We talk to Trisha Grocott, reader in palliative wound care at the Florence Nightingale School of Nursing and Midwifery at King’s College London, who qualified as a nurse in 1973.
Why did you become a nurse?
I wanted a job helping people in difficulty. I thought about relief work, but I find difficulty that arises as a result of cruelty hard to witness. I volunteered in a hospice to see if nursing was for me. I found being with people who are sick, have long-term conditions and need palliative care rewarding and challenging. I also discovered a research objective.
Where did you train?
St George’s Hospital, London.
What was your first job in nursing?
Staff nurse in an acute district general hospital.
From whom have you learnt most in your nursing career?
Patients taught me to listen carefully, so I would understand their needs through their language and expressions.
What advice would you give someone starting out?
Find out if nursing is for you by working as a healthcare assistant. Gain experience in the community and an acute hospital. Develop writing skills and be competent in mathematics, which is vital for calculating medications. Learn to be constructively critical of your and others’ observations to avoid jumping to conclusions, which may be wrong and cause upset and harm.
What’s the most satisfying part of your job?
The sense of accomplishment when patients and clinicians see the benefits of research. We have been working with people with epidermolysis bullosa on body wrap systems. When patients say products have cut dressing change time by a third, they feel free without bandages and can wear shoes again, these are satisfying moments.

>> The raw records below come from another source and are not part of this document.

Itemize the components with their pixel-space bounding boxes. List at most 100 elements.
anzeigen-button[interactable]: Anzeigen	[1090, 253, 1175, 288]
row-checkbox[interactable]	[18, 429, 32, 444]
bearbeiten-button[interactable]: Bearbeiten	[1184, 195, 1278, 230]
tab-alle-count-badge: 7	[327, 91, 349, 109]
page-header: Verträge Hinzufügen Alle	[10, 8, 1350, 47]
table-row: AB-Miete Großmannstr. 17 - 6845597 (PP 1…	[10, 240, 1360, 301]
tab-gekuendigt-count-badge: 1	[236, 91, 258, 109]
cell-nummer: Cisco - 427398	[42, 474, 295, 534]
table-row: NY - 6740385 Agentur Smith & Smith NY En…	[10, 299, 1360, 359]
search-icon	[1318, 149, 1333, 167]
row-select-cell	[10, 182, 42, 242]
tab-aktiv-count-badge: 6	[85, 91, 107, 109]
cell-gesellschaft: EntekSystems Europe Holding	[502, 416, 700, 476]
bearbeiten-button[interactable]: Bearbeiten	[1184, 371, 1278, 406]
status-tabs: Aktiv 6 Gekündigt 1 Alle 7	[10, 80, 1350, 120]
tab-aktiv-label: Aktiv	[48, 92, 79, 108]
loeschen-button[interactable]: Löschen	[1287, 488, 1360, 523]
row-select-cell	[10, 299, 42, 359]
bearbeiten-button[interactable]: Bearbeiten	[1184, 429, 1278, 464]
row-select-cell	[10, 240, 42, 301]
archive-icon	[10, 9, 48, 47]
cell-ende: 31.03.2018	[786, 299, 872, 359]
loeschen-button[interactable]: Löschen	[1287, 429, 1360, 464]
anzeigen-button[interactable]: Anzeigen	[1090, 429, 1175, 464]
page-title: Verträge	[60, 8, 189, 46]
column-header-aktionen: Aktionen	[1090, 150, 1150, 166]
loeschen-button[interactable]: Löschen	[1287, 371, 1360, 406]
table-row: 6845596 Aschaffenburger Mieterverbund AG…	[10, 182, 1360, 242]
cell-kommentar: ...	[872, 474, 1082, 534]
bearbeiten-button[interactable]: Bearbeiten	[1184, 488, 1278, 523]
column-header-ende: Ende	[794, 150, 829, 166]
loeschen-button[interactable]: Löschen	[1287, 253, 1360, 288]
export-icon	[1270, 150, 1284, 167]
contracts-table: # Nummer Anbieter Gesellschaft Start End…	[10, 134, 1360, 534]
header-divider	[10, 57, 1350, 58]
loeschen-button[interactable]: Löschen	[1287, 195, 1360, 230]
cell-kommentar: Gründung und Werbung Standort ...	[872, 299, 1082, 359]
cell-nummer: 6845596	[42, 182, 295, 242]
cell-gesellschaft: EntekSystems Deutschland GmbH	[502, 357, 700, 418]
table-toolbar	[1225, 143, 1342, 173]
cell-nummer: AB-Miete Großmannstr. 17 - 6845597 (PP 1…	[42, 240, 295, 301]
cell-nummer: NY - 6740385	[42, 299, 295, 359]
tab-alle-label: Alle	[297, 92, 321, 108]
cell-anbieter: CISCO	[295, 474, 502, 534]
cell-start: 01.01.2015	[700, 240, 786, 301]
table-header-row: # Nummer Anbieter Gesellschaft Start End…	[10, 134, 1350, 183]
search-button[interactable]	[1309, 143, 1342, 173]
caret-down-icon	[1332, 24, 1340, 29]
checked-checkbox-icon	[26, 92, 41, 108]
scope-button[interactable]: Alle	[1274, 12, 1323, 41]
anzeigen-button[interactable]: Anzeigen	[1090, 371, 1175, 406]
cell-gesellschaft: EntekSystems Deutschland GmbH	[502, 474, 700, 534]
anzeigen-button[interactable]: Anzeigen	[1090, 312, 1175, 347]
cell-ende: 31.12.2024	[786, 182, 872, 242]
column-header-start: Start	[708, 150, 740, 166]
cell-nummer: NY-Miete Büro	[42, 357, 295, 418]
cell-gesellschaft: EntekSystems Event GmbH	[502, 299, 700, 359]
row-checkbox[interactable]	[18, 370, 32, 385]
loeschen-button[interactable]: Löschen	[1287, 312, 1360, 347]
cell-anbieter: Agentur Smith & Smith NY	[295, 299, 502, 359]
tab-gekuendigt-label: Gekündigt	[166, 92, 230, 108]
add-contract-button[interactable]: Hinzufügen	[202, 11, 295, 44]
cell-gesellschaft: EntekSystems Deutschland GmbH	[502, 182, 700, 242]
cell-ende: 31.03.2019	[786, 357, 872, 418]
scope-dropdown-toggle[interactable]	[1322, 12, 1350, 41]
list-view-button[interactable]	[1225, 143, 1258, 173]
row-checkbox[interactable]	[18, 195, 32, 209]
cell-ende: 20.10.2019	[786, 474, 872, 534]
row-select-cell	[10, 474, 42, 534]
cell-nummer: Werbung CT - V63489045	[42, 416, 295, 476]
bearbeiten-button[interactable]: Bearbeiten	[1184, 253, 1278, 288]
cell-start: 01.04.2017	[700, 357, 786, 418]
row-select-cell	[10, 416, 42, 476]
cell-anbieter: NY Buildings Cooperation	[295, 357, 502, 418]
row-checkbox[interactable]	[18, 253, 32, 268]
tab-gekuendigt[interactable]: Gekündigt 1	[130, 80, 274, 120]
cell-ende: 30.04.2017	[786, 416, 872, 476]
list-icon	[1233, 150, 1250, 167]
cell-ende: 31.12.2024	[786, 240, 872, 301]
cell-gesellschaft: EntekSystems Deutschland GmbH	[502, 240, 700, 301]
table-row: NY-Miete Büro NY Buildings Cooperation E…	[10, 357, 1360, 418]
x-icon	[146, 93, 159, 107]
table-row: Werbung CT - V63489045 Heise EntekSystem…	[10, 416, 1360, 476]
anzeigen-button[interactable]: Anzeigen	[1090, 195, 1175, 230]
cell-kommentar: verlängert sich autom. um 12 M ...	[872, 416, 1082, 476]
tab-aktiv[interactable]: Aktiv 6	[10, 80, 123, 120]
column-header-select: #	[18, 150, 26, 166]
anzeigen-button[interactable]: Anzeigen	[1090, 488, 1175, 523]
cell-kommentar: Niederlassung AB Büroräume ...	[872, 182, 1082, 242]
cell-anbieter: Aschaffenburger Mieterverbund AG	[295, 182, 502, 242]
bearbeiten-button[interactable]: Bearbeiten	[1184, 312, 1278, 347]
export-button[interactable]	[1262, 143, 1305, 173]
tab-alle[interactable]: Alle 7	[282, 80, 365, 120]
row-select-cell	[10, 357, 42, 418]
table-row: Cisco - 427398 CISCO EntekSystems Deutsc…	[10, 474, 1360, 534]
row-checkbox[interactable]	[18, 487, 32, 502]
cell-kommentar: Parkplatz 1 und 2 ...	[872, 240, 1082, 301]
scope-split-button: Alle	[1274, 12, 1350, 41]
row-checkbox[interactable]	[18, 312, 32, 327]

What’s your proudest achievement?
At my PhD degree ceremony, Professor Wilson Barnett read out the title of my thesis: An Evaluation of the Palliative Management of Fungating Malignant Wounds, within a Multiple-Case Study Design. Someone had said “you are not going to read that out, are you?” The achievement was twofold: being awarded the PhD and the recognition the professor placed on the subject and its importance for patients.
What will change nursing?
The demographic profile in the UK, in particular older people. A graduate workforce means nurses will lead and supervise students to a greater extent. Technology will change care, particularly remote monitoring. Nurses will still need to be hands on to maintain patients’ dignity when they are less able to look after themselves - that is the essence of real nursing.
What makes a good nurse?
Being able to feel what patients are going through and using this to plan and deliver care in a way so they feel valued and safe.
If you could change one thing in healthcare, what would it be?
The despair experienced by people with advanced disease when different specialisms are involved but no one person is coordinating care.
If you could spend an hour with someone, who would it be?
The author and academic HP Rickman who has sadly now died. I came across his book called Understanding and the Human Studies when I was struggling with my PhD - it turned my study around.